As the nation’s largest consumer of energy, the Department of Defense (DoD) has created a goal to explore different ways of optimizing renewable energy resources based on end-use application. With 70% of the DoD’s energy use being oil-based, an increase in the optimization of its current renewable energy resources would create financial, sustainable, and security benefits.

The universal challenge of using renewable energy is the fact that it is a form of pure energy. It needs to be used as it is generated or else it will be lost. In addition, renewable energy sources such as wind turbines and photovoltaic (PV) panels are intermittent in nature with generation outputs being dependent on weather conditions. This creates a major disadvantage compared to fossil fuels, which are a form of stored energy. Fossil fuels are always available as they are needed, allowing supply and demand to perfectly align.

With this in mind, the DoD created the Energy Systems Tech Evaluation Program (ESTEP) to conduct real-world tests on advanced energy technologies at Navy and Marine Corps installations. Under the umbrella of this program, Professor Anthony Gannon at the Naval Postgraduate School has created the Integrated Multi-Physics Renewable Energy Laboratory (IMPREL) in Monterey, CA.

The IMPREL is a microgrid demonstration project. Microgrids increase overall efficiency of energy systems by utilizing power generation from renewable solar and wind sources more effectively. A microgrid acts as a single entity that can connect to the power grid or work independently from the grid in what is called “island-mode.” The IMPREL project is unconventional in the fact that it uses a multi-physics approach.

Traditional power grids adjust power generation to meet demand. If a building needs more electricity, the utility increases its generation. The customer ultimately determines how much generation there is at any given point. With the multi-physics approach, this pathway is reversed. Instead, weather conditions determine the amount of renewable power that is being generated. The enduser then either uses the energy or stores it. This system approach requires fewer on-site solar and wind resources to meet the same demand, reducing size, costs, and the amount of unused energy.

To create the multi-physics microgrid demonstration project, sufficient renewable energy generation and energy storage were needed. To this end, the project consists of 6.4kW of photovoltaic panels, two 3.2kW vertical axis wind turbines, three inverters, customized controls to prioritize loads, and a variety of energy storage technologies.
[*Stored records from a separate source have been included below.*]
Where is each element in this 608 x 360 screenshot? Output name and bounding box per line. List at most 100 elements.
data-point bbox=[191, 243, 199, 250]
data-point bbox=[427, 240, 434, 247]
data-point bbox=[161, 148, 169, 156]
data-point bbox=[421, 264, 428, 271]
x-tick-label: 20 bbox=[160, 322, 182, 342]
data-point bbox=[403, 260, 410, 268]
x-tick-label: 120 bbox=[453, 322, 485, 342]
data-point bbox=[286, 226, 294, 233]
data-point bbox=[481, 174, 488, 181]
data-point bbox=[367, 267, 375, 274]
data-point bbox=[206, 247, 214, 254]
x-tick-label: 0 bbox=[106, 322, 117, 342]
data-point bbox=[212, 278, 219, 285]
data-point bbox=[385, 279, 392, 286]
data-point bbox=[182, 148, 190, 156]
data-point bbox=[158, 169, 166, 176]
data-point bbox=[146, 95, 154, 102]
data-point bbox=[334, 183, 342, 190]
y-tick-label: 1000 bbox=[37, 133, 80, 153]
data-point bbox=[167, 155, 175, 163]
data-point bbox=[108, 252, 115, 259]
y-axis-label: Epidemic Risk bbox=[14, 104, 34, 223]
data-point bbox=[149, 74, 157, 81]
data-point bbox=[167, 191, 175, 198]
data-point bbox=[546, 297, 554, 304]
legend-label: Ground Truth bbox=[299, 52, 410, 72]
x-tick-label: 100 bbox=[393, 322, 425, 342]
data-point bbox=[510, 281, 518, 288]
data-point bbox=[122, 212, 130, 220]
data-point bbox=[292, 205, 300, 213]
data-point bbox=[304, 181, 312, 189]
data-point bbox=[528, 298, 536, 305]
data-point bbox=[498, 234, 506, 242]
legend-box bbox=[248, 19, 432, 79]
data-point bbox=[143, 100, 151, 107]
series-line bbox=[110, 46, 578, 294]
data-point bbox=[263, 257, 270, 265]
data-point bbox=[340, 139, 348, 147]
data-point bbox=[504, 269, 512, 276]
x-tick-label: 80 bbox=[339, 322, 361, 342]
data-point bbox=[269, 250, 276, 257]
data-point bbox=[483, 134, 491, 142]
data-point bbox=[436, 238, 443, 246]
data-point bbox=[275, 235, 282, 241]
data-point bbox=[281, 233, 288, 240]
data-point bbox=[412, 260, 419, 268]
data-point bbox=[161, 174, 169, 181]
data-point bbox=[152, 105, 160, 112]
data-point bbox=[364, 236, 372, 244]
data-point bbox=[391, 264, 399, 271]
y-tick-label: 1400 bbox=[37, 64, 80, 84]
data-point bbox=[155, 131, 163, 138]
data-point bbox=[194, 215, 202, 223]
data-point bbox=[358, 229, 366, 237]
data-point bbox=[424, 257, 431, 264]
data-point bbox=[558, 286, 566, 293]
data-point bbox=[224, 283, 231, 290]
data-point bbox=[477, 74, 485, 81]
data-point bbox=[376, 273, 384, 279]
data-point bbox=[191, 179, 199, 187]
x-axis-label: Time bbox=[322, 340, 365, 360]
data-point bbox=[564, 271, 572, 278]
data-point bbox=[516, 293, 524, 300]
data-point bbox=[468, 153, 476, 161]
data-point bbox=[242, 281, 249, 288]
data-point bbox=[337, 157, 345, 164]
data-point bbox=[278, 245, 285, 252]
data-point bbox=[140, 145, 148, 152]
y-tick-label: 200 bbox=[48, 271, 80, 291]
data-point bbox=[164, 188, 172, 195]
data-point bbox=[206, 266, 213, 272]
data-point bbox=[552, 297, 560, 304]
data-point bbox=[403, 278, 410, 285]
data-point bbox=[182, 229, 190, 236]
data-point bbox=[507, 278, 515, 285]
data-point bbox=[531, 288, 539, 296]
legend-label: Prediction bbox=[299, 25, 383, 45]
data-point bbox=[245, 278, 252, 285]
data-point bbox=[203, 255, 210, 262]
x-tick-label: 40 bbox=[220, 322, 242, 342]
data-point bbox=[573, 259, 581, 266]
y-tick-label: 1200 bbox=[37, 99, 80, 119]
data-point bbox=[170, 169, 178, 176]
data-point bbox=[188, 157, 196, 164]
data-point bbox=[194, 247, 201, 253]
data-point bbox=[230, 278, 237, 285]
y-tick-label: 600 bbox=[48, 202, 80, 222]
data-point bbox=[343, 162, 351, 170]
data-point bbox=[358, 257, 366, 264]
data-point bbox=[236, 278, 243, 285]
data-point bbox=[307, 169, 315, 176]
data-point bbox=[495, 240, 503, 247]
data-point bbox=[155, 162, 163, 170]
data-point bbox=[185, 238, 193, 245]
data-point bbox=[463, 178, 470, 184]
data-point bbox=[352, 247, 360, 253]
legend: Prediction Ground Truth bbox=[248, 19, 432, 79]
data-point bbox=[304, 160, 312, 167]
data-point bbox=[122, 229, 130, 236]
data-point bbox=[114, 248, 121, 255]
During the design phase of the IMPREL demonstration project, it was decided that some forms of energy would be stored in the form they would be needed in, as this would be most efficient from an energy and cost perspective. To run electronics, the IMPREL demonstration used 24 lead acid gel cell batteries (800-1,000Ah storage capacity). To provide heat to spaces, the project incorporated 102 kWh or just under 410,000 Btu of storage in the form of high-temperature ceramic bricks. Finally, to store cooling, the project used 48.8 ton-hours or 170 kWh of CALMAC’s ice-based energy storage technology. A chiller, equipped with a variable speed compressor and variable speed drive pump, used the renewable energy on the microgrid to create stored cooling in the form of ice. When cooling was needed, the ice was discharged, or melted.
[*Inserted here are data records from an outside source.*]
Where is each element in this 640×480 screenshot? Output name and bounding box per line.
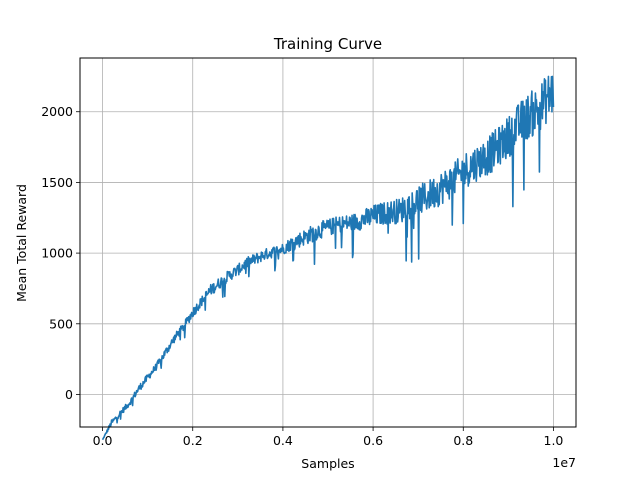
series-line (101, 75, 555, 441)
y-tick-label: 1500 (41, 175, 73, 190)
x-axis: 0.0 0.2 0.4 0.6 0.8 1.0 (93, 427, 564, 448)
chart-title: Training Curve (273, 35, 382, 53)
y-tick-label: 2000 (41, 104, 73, 119)
x-tick-label: 0.4 (273, 433, 293, 448)
x-offset-label: 1e7 (552, 455, 576, 470)
axes-frame (79, 57, 577, 428)
y-tick-label: 1000 (41, 246, 73, 261)
grid (80, 58, 576, 427)
y-axis: 0 500 1000 1500 2000 (41, 104, 80, 402)
y-axis-label: Mean Total Reward (14, 184, 29, 302)
x-axis-label: Samples (301, 456, 354, 471)
x-tick-label: 0.2 (183, 433, 203, 448)
x-tick-label: 0.0 (93, 433, 113, 448)
series-layer (101, 75, 555, 441)
x-tick-label: 0.8 (453, 433, 473, 448)
y-tick-label: 0 (65, 387, 73, 402)
x-tick-label: 0.6 (363, 433, 383, 448)
x-tick-label: 1.0 (544, 433, 564, 448)
y-tick-label: 500 (49, 316, 73, 331)
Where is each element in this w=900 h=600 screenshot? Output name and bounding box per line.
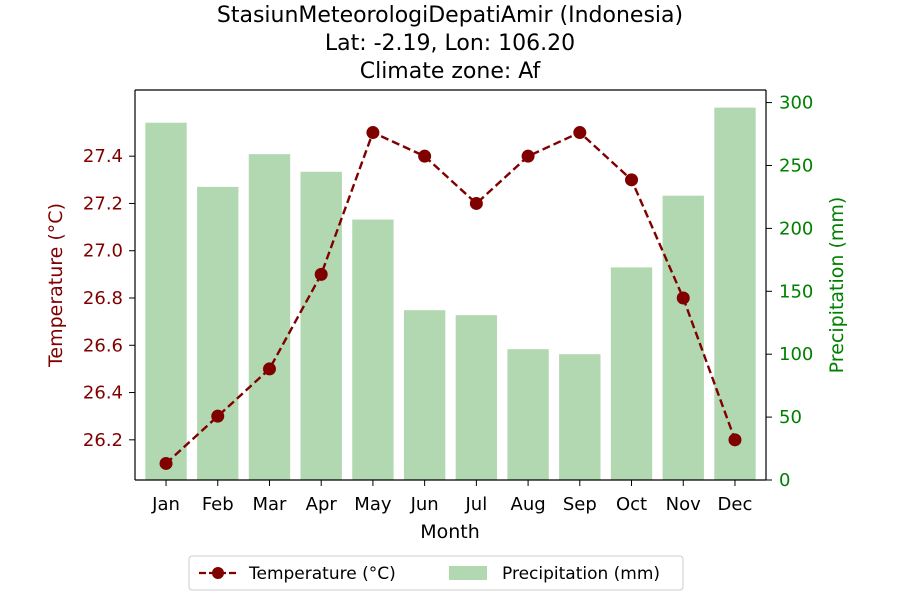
x-tick-label: Jan xyxy=(151,494,180,515)
x-tick-label: Nov xyxy=(666,494,701,515)
x-tick-label: Oct xyxy=(616,494,647,515)
legend-frame xyxy=(188,555,684,591)
x-tick-label: May xyxy=(354,494,392,515)
x-axis-label: Month xyxy=(420,521,480,543)
precipitation-bar xyxy=(352,219,394,481)
x-tick-label: Jun xyxy=(410,494,439,515)
left-y-axis-label: Temperature (°C) xyxy=(45,203,67,368)
legend-precipitation-swatch-icon xyxy=(449,566,487,580)
precipitation-bars xyxy=(145,107,756,481)
right-y-axis-label: Precipitation (mm) xyxy=(826,197,848,374)
x-tick-label: Apr xyxy=(306,494,338,515)
precipitation-bar xyxy=(248,154,291,480)
temperature-point xyxy=(728,433,742,447)
legend-temperature-marker-icon xyxy=(212,567,224,579)
right-tick-label: 100 xyxy=(779,344,813,365)
left-tick-label: 27.2 xyxy=(83,193,123,214)
precipitation-bar xyxy=(403,310,446,480)
temperature-point xyxy=(676,291,690,305)
left-tick-label: 27.4 xyxy=(83,146,123,167)
precipitation-bar xyxy=(559,354,601,480)
legend-temperature-label: Temperature (°C) xyxy=(248,564,396,584)
axes xyxy=(134,89,767,481)
temperature-point xyxy=(469,196,483,210)
precipitation-bar xyxy=(197,186,239,480)
right-tick-label: 50 xyxy=(779,407,802,428)
temperature-point xyxy=(211,409,225,423)
left-tick-label: 26.4 xyxy=(83,383,123,404)
x-tick-label: Dec xyxy=(718,494,753,515)
precipitation-bar xyxy=(145,122,187,480)
left-tick-label: 26.8 xyxy=(83,288,123,309)
temperature-point xyxy=(262,362,276,376)
precipitation-bar xyxy=(455,315,498,480)
x-tick-label: Sep xyxy=(563,494,597,515)
precipitation-bar xyxy=(507,349,549,480)
temperature-point xyxy=(521,149,535,163)
x-tick-label: Mar xyxy=(252,494,287,515)
temperature-line xyxy=(159,126,742,470)
right-tick-label: 200 xyxy=(779,218,813,239)
left-y-axis-ticks: 26.2 26.4 26.6 26.8 27.0 27.2 27.4 xyxy=(83,146,135,451)
left-tick-label: 26.6 xyxy=(83,335,123,356)
precipitation-bar xyxy=(610,267,653,480)
temperature-point xyxy=(418,149,432,163)
left-tick-label: 26.2 xyxy=(83,430,123,451)
temperature-point xyxy=(366,126,380,140)
temperature-point xyxy=(573,126,587,140)
left-tick-label: 27.0 xyxy=(83,241,123,262)
legend: Temperature (°C) Precipitation (mm) xyxy=(188,555,684,591)
right-tick-label: 150 xyxy=(779,281,813,302)
temperature-point xyxy=(314,267,328,281)
x-tick-label: Feb xyxy=(202,494,234,515)
temperature-series-line xyxy=(165,130,737,465)
temperature-point xyxy=(625,173,639,187)
right-y-axis-ticks: 0 50 100 150 200 250 300 xyxy=(766,93,813,491)
temperature-point xyxy=(159,456,173,470)
chart-title-line: Lat: -2.19, Lon: 106.20 xyxy=(325,31,575,56)
precipitation-bar xyxy=(714,107,756,480)
x-tick-label: Jul xyxy=(465,494,488,515)
right-tick-label: 300 xyxy=(779,93,813,114)
x-tick-label: Aug xyxy=(511,494,546,515)
chart-title: StasiunMeteorologiDepatiAmir (Indonesia)… xyxy=(217,3,683,84)
legend-precipitation-label: Precipitation (mm) xyxy=(502,564,660,584)
right-tick-label: 250 xyxy=(779,155,813,176)
chart-title-line: Climate zone: Af xyxy=(360,59,542,84)
right-tick-label: 0 xyxy=(779,470,790,491)
x-axis-ticks: Jan Feb Mar Apr May Jun Jul Aug Sep Oct Nov Dec xyxy=(151,480,752,515)
precipitation-bar xyxy=(300,171,342,480)
chart-title-line: StasiunMeteorologiDepatiAmir (Indonesia) xyxy=(217,3,683,28)
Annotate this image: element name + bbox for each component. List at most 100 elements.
“Ice-based technology is the low-hanging fruit of the energy storage industry,” said Mark MacCracken, CEO of CALMAC. “The technology is proven, durable, and has no moving parts so maintenance is minimal. From a comfort perspective, there is no way to tell the difference between cooling that was created on-demand or created the night before.”

In addition, there were also operational benefits to using thermal energy storage. During operation of the microgrid, the batteries were vulnerable to damage from cycling. The battery storage, unlike CALMAC’s ice-storage solution, could not be completely discharged due to the fact that complete discharging of the batteries could cause permanent damage. By relying on the phase change of water between solid and liquid, CALMAC’s thermal storage technology evades the negative effects of cycling and can completely discharge. Given this benefit, the lifespan of the ice-based energy storage tanks has been known to exceed 25 years and are 99% reusable or recyclable, according to Calmac.

The microgrid project was a success. Using the ice-based thermal energy storage, in combination with batteries and ceramic brick energy storage, the multi-physics microgrid project was able to successfully match the supply of renewable energy with demand. Controls prioritized loads by matching cooling and heat loads in response to changes in renewable power without necessitating additional power from batteries. Batteries were used to stabilize the microgrid by covering brief periods when there was no renewable power generation.

“Applying the multi-physics approach to our microgrid project, over the traditional microgrid approach, allowed for the use of fewer renewable energy resources to meet the same demand,” said Dr. Anthony Gannon, assistant professor of the Mechanical and Aerospace Engineering Department at the Naval Postgraduate School. “Using thermal energy storage allowed for the project to greatly reduce its costs and improve efficiency by storing the energy in the form that it would be ultimately used in. Based on the project’s operation, we feel like this design could easily be scaled-up for larger applications.”